With the wind at its back, Allegiant is finding success on all levels of its business. The company has been firmly in the black for 45 consecutive quarters. In the first quarter, revenue climbed more than 10% to $302.5 million on the back of an all-time high in average fare and a 1.6% gain in PRASM, which is passenger revenue per available seat mile. Ancillary revenue, which includes the travel booking website, grew 4.1%.
Margins remain a strong point for the company, even though Allegiant saw continued cost bumps from maintenance and training during the first quarter. As reported last quarter, Allegiant's fleet is relatively old, and many of its MD-80s will be in service throughout this year. The company is also, wisely, upgrading other parts of its fleet to generate higher PRASM. In the first quarter, Allegiant brought into service two Airbus A320s, in addition to two more MD-80s reconfigured with 166 seats.
An 8.8% drop in fuel expense per available seat mile helped to keep the company's operating margin around 19% for the quarter.
Everything about the business is growing: 12 new routes were added this past quarter, while car rentals from the website grew by double-digit gains. The company has nearly 13% more full-time employees than it did one year ago. Growth often comes at the expense of margins, and Allegiant is certainly paying its dues to scale up its business, yet the margins remain intact and healthy. The bottom line came in at $1.86 per share -- almost a 13% gain over the prior year's $1.65 per share.
Will it stay up?
Allegiant is in the midst of substantial growth, but the company doesn't quite fit the profile of an asset-laden grower. For one thing, its balance sheet looks phenomenal with more than $300 million in cash and just $149 million in debt. This isn't a legacy carrier by any stretch of the imagination. Second-quarter PRASM is expected to rise 2%-4%, while full-year 2014 capacity could grow as much as 13%. How does this translate to sales and earnings growth? Analysts expect an average of $5.86 per share for this year (a 21.5% jump over 2013's earnings), and an additional 18% gain for the fiscal full year 2016 to $6.92 per share. Whether the company hits or exceeds these estimates can largely depend on factors beyond the company's control -- weather, fuel costs, etc. Investors are best off monitoring the unit level growth measures, as mentioned above.

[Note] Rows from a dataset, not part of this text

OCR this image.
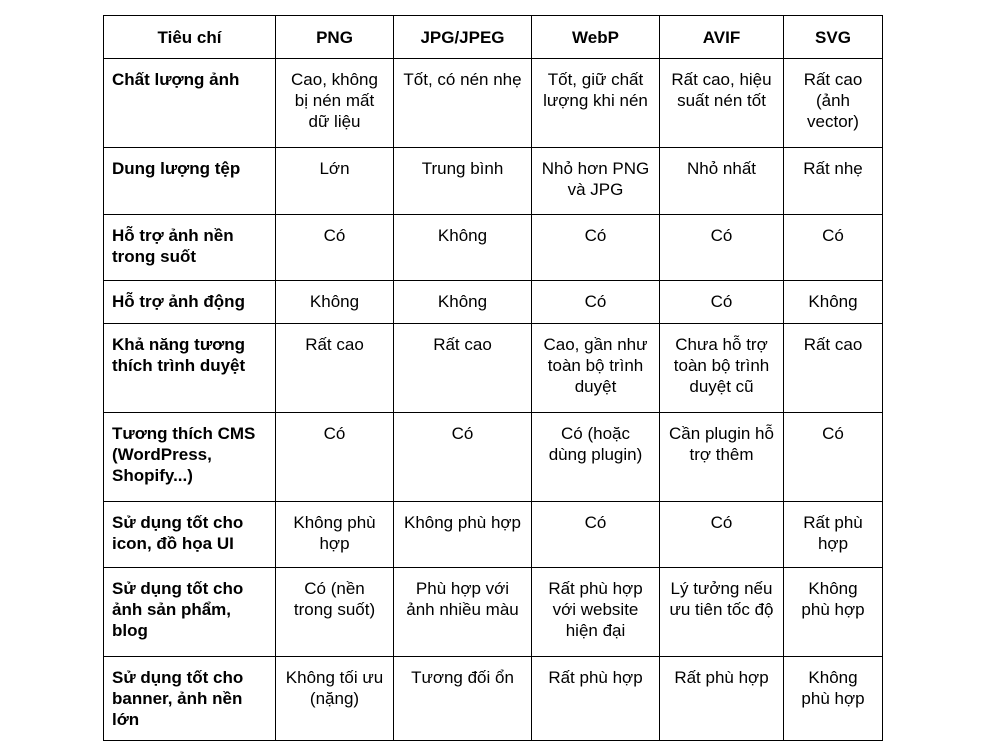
Tiêu chí	PNG	JPG/JPEG	WebP	AVIF	SVG
Chất lượng ảnh	Cao, không bị nén mất dữ liệu	Tốt, có nén nhẹ	Tốt, giữ chất lượng khi nén	Rất cao, hiệu suất nén tốt	Rất cao (ảnh vector)
Dung lượng tệp	Lớn	Trung bình	Nhỏ hơn PNG và JPG	Nhỏ nhất	Rất nhẹ
Hỗ trợ ảnh nền trong suốt	Có	Không	Có	Có	Có
Hỗ trợ ảnh động	Không	Không	Có	Có	Không
Khả năng tương thích trình duyệt	Rất cao	Rất cao	Cao, gần như toàn bộ trình duyệt	Chưa hỗ trợ toàn bộ trình duyệt cũ	Rất cao
Tương thích CMS (WordPress, Shopify...)	Có	Có	Có (hoặc dùng plugin)	Cần plugin hỗ trợ thêm	Có
Sử dụng tốt cho icon, đồ họa UI	Không phù hợp	Không phù hợp	Có	Có	Rất phù hợp
Sử dụng tốt cho ảnh sản phẩm, blog	Có (nền trong suốt)	Phù hợp với ảnh nhiều màu	Rất phù hợp với website hiện đại	Lý tưởng nếu ưu tiên tốc độ	Không phù hợp
Sử dụng tốt cho banner, ảnh nền lớn	Không tối ưu (nặng)	Tương đối ổn	Rất phù hợp	Rất phù hợp	Không phù hợp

The travel and services booking business complements the airline nicely, as deal-seeking customers are eager to bundle and save money. Allegiant understands its customer -- a small-town, value-focused individual looking to get where he or she is going as efficiently as possible. While the leader of ultra-low-cost airlines, Spirit, is also the worst-reviewed airline in the industry, Allegiant has maintained its reputation beyond low prices. Allegiant has a three-star rating, according to airline ratings website Skytrax while Spirit comes in at two stars.
At roughly 16 times earnings, this certainly isn't the cheapest pick in the airline bunch. Delta, which has also found success recently, trades at just 10.7 times earnings. Investors should note, though, that these really are different businesses. Investors are paying up for Allegiant's projected growth, and with the way it looks now, that premium may be worth it.